This past summer my three sisters have repeatedly tricked me into seeing/being near my mother. Not wanting to make a scene I was as cordial as humanly possible. I decided to wait until summer was over to explain to my mother how I really felt.
Before this summer I had gone ten years without seeing her – for good reason.
She abused me. Not just a slap on the face, but literally beat me bloody. She would lock me outside for days with no food, give my siblings and I scoring hot baths, beat us until our skin was raw and tender to the touch, call us disgusting names (bloody ****, hairy *****, worthless no good whore). She would tell me how I wasn’t good enough and I should just kill myself. She would tell me how all men will ever want to do is “fuck me and leave me”. She explained how men would see me as a sexual object and use me – which was funny because I wasn’t even that pretty. Yes these are my mothers words and actions.
She sexually abused me.
Than had the audacity during my parents divorce to accuse my father and uncle of raping me. Tell me where that makes any sense. The rape kit test created further issues for my mental well-being.
This is only a fraction of what she did to me. It all started when I was six. Continued til I was twelve. And than stopped abruptly. Why? Because I finally had enough and I told her to fuck off and that I never wanted to see her again. For ten years I have been living life fine without her until this summer.
My sisters kept sabotaging me. So I finally told her what I had been saying for the last ten years.
Don’t speak to me unless your going to acknowledge what you did to me when I was a kid. That is all I am asking for.

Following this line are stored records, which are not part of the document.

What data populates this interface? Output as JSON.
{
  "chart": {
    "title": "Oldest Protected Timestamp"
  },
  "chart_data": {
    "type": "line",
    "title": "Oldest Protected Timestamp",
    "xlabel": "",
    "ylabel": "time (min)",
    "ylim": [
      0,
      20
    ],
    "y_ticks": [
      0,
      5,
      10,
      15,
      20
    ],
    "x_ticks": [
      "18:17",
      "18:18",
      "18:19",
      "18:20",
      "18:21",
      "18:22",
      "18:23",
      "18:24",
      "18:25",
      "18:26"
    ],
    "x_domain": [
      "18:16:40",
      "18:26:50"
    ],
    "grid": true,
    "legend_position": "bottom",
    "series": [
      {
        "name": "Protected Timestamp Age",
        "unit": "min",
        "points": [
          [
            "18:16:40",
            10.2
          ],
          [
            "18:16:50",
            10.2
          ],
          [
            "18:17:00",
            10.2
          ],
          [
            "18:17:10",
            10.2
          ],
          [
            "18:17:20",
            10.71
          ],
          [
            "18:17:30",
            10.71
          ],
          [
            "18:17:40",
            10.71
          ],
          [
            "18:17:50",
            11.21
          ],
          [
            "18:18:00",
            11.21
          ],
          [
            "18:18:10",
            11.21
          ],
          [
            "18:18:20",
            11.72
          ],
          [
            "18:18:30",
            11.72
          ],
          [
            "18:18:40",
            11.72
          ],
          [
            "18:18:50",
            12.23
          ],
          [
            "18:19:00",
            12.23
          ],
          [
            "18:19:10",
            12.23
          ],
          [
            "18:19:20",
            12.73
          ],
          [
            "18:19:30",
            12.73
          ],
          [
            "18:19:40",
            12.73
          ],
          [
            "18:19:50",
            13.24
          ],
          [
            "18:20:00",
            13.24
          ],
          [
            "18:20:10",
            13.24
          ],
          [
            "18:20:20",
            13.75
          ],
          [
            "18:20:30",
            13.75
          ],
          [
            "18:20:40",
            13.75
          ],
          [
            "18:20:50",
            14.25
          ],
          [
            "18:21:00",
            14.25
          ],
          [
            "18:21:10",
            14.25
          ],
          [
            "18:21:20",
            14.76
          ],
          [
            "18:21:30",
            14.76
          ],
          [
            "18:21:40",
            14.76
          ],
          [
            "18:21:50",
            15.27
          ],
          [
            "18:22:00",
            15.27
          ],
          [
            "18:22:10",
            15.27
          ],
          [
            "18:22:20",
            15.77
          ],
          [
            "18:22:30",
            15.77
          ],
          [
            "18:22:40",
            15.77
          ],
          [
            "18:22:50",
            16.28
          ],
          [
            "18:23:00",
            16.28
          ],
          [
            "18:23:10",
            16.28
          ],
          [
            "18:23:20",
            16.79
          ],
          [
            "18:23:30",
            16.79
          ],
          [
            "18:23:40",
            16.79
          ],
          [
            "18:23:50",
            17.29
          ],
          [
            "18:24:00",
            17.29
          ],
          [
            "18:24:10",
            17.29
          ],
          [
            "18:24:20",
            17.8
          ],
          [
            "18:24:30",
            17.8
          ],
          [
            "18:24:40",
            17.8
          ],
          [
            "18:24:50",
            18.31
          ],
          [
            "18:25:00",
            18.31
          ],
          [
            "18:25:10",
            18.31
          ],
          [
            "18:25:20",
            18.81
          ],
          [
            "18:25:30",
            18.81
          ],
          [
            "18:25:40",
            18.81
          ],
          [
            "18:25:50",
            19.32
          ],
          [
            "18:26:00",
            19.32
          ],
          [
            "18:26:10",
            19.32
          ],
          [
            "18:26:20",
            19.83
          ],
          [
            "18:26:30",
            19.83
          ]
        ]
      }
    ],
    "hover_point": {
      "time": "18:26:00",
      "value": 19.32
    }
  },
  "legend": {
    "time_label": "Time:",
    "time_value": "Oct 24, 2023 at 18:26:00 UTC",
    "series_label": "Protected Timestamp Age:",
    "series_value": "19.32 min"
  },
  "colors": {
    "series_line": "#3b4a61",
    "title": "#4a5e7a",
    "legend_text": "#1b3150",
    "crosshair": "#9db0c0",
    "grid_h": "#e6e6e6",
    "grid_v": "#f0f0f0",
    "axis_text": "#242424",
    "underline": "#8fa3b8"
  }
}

But it has created a chain reaction among the siblings and I am the enemy.
Well see what happens.
5 comments
People don’t like the truth cause it hurts but it does set you free. Takes courage to be truthful with yourself without fear of shame & to own what happened & to address it in an empowering way in the face of all adversity. All the best.
Hey TwistedGirl90,
Can understand how difficult it is to face your abuser…and the build up(steam)before the confrontation. The anxiety and anger and bitterness…well I could go on…and usually do…sorry…it is overwhelming. And then after the confrontation…comes the depression. Am I getting close? Seems I have been doing that my whole life. So I can relate to that part.

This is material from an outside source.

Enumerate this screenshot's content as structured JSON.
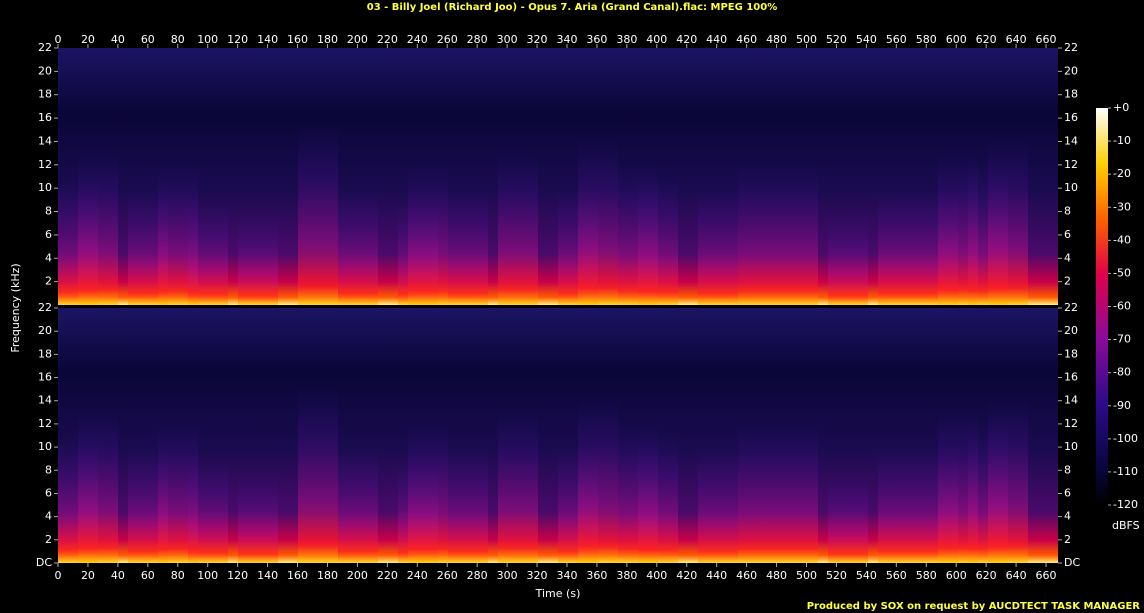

I have also had to walk away from my family of origin many, many times. My older sister was one of my worst abusers…but unfortunately not the only one….so I can relate to some of your story on that level as well.
Would need to have more info…not details…to really start to understand how to best comment or offer advice. How old are you? Male/female or somewhere else on the spectrum? Oh crap…like a million things….but that would require a conversation. Something that I am up for….but I’ll wait for you to invite such intimacy.
Just know that there are a lot of souls here who can and will relate to you…and they want to help…but you have to meet them half way. Are you suicidal? Do you have suicidal ideations? You’ve said you are a cutter…any other forms of self-abuse?
Got lots of advice and resources to offer you…just don’t know which ones would be best until I understand your situation and mindset better. Maybe you just need to vent…and that is okay too…rant away. Let us know what you think you need most.
Sending lots of positive loving energy your way
Amakua
why on earth would they be so cruel as to trick you like that? thats just wrong man.
Stay away from her, it will only open old wounds, ………. unless your ready to or have forgiven her.
Forgiveness isn’t for the other person its for us the forgiver. Hatred and resentments are like an evil corrodding thread woven through the very fabric of our existence, resentments and hatred can be stripped down to its base emotion, which is fear.
Fear should be classed with stealing, it takes away all of our serenity and peace.
“Fear has its use but cowardice has non”
i guess we all have different views about this.